View Full Version : [ubuntu] Help with proftpd configuration for web server



Invex09
December 15th, 2010, 09:18 AM
I'm using Ubuntu 10.10 to run a web server. I installed LAMP and have verified that it works without a problem. For an FTP server, I installed proftpd. Proftpd is currently working, but I'm looking for some help in getting it set the way I would like.

My goal is to be able to add/edit multiple users that have read/write/execute permissions to the /var/www directory (and only that directory) that currently contains all of my websites. Currently, I can FTP into my machine with my ubuntu account credentials. This gives me access to the whole file system (as far as I can tell). I was able to download files from my linux /home directory as well as the /var/www directory. However, when I tried to upload files to the /var/www, I was unable to do so because of insufficient permission.

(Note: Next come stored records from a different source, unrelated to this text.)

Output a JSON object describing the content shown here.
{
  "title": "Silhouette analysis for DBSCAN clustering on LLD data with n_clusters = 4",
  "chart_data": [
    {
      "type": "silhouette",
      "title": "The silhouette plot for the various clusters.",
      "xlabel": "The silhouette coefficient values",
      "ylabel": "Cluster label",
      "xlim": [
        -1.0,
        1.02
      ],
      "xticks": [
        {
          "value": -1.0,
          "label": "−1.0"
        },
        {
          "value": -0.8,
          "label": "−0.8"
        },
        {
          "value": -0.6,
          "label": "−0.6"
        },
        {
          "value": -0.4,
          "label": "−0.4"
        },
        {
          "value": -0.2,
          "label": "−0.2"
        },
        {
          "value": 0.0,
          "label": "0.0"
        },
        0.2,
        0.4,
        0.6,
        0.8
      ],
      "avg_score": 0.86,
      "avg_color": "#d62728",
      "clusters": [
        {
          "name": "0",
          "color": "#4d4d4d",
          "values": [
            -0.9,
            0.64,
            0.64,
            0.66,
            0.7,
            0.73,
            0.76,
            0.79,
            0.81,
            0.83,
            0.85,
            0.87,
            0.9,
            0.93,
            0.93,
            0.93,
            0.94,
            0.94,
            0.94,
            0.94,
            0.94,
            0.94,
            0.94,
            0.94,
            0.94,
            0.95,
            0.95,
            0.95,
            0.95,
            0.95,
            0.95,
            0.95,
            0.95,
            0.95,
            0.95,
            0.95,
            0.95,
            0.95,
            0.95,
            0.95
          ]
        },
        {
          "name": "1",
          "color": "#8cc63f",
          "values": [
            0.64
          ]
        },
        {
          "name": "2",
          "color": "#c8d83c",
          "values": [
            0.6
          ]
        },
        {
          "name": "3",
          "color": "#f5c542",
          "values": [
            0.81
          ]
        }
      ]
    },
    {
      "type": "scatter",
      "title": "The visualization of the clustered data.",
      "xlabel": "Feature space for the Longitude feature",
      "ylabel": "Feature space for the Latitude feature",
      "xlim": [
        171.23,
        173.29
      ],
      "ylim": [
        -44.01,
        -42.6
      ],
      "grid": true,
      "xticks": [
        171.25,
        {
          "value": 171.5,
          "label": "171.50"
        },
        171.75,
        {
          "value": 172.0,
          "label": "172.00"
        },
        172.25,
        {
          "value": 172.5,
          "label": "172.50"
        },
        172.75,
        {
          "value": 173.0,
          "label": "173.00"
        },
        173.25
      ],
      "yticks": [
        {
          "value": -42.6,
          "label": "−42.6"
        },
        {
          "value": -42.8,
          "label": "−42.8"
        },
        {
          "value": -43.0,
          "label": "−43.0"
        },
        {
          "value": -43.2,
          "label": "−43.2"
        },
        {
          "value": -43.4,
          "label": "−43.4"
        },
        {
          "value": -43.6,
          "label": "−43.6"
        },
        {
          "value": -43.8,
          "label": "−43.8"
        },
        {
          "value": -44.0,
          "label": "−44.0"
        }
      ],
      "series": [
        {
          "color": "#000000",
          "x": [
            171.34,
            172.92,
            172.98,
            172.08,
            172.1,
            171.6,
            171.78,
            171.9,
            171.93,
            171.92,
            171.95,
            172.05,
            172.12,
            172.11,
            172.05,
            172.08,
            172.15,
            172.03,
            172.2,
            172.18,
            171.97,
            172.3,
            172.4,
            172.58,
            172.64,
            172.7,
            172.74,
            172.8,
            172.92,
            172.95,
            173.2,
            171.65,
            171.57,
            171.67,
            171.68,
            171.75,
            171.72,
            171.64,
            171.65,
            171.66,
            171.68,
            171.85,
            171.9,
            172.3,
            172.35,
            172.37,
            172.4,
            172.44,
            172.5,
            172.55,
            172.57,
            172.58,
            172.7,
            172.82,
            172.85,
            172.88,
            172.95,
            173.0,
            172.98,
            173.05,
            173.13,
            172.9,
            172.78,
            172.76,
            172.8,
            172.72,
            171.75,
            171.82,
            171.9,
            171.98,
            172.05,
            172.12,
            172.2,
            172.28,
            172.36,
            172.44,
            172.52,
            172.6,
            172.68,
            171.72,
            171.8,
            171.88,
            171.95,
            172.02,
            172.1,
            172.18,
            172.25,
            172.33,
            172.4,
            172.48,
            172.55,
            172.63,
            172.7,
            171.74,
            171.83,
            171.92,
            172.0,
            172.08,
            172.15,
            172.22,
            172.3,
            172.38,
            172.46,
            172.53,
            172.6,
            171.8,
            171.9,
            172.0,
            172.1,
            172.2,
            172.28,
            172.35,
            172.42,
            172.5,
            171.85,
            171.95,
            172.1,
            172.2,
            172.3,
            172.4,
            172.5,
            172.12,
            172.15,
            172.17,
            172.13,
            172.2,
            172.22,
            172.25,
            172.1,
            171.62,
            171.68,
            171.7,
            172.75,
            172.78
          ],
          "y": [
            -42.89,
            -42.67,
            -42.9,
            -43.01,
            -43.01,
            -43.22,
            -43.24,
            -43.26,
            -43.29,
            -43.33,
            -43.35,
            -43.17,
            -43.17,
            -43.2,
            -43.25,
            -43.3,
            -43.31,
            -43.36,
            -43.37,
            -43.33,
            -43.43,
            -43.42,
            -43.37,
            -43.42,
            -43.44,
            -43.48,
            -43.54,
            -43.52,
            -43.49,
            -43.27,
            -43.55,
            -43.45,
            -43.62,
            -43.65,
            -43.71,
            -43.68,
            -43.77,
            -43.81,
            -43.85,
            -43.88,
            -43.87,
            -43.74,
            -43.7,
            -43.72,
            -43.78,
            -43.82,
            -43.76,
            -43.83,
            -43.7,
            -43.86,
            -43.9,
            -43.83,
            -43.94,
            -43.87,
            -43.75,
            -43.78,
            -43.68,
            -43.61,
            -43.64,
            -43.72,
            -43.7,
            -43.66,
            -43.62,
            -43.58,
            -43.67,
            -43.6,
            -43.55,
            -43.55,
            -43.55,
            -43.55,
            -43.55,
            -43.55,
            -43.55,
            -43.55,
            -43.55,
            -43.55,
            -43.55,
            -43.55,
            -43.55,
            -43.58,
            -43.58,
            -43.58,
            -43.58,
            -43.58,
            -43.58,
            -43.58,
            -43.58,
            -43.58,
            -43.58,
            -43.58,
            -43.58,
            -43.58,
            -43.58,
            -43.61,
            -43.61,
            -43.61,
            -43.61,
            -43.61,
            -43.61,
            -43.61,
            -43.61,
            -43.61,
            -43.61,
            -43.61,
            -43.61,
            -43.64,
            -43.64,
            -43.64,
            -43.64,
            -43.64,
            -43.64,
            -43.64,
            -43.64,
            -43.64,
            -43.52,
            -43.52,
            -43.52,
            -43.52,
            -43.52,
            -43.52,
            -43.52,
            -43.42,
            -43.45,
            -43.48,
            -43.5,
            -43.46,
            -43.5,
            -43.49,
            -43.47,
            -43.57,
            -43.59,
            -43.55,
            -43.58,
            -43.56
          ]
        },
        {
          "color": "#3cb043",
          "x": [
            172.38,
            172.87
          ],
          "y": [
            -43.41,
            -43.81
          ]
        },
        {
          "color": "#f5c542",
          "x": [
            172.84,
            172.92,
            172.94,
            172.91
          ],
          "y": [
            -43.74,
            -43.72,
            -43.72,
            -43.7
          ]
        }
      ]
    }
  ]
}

This made sense to me as the owner by default of the /var/www directory was root. Thus, I used the following command to change the owner and owner group of the folder


chown -R www-data:www-data /var/www

I used www-data as the user/group because from what I've read online this appears to be the user/group used by Apache2. I then made the following change to my /etc/proftpd/proftpd.conf file:


# Set the user and group that the server normally runs at.
#User proftpd
#Group nogroup
User www-data
Group www-data

I commend out the default values for the server to run at and changed them to www-data for both user and group. I thought this would mean that when I attempted to create a file in the directory, it would create it under www-data:www-data, or the owner of the /var/www directory. Obviously this was not the case. When I try to create the file, is it using my ubuntu account? This is the first bump in the road I've encountered when trying to reach my goal above (ability to add/edit multiple FTP users with full permissions to only /var/www folder). Thanks in advance for any help!

Invex09
December 16th, 2010, 06:00 PM
I actually was able to take a step in the right direction toward the functionality I desire using the "DefaultRoot" directive in the proftpd.conf file. Using this line:


DefaultRoot /var/www ftpusers

I set everyone in my ftpusers group to only have access to the var/www directory.

The information found at this link: proftpd.org/docs/howto/Chroot.html ended up being a great resource. I was able to learn a lot by going through that.

The main problem I'm having now deals with permissions. I made a group called 'ftpusers' and set their default root to /var/www which correctly locks them to that folder when they login via FTP. Now however, they don't have permission to write/overwrite in this directory as well as make new directories. What is the best way to set this? Also, if an ftp user uploads a PHP script (or some other server-side script) that tries to modify the file system, what permissions are used for the script? Because ideally if a user has FTP access to the folder and can read/write/execute, I'd like any script that user uploads to have the same permissions as the user. Thanks in advance for any help!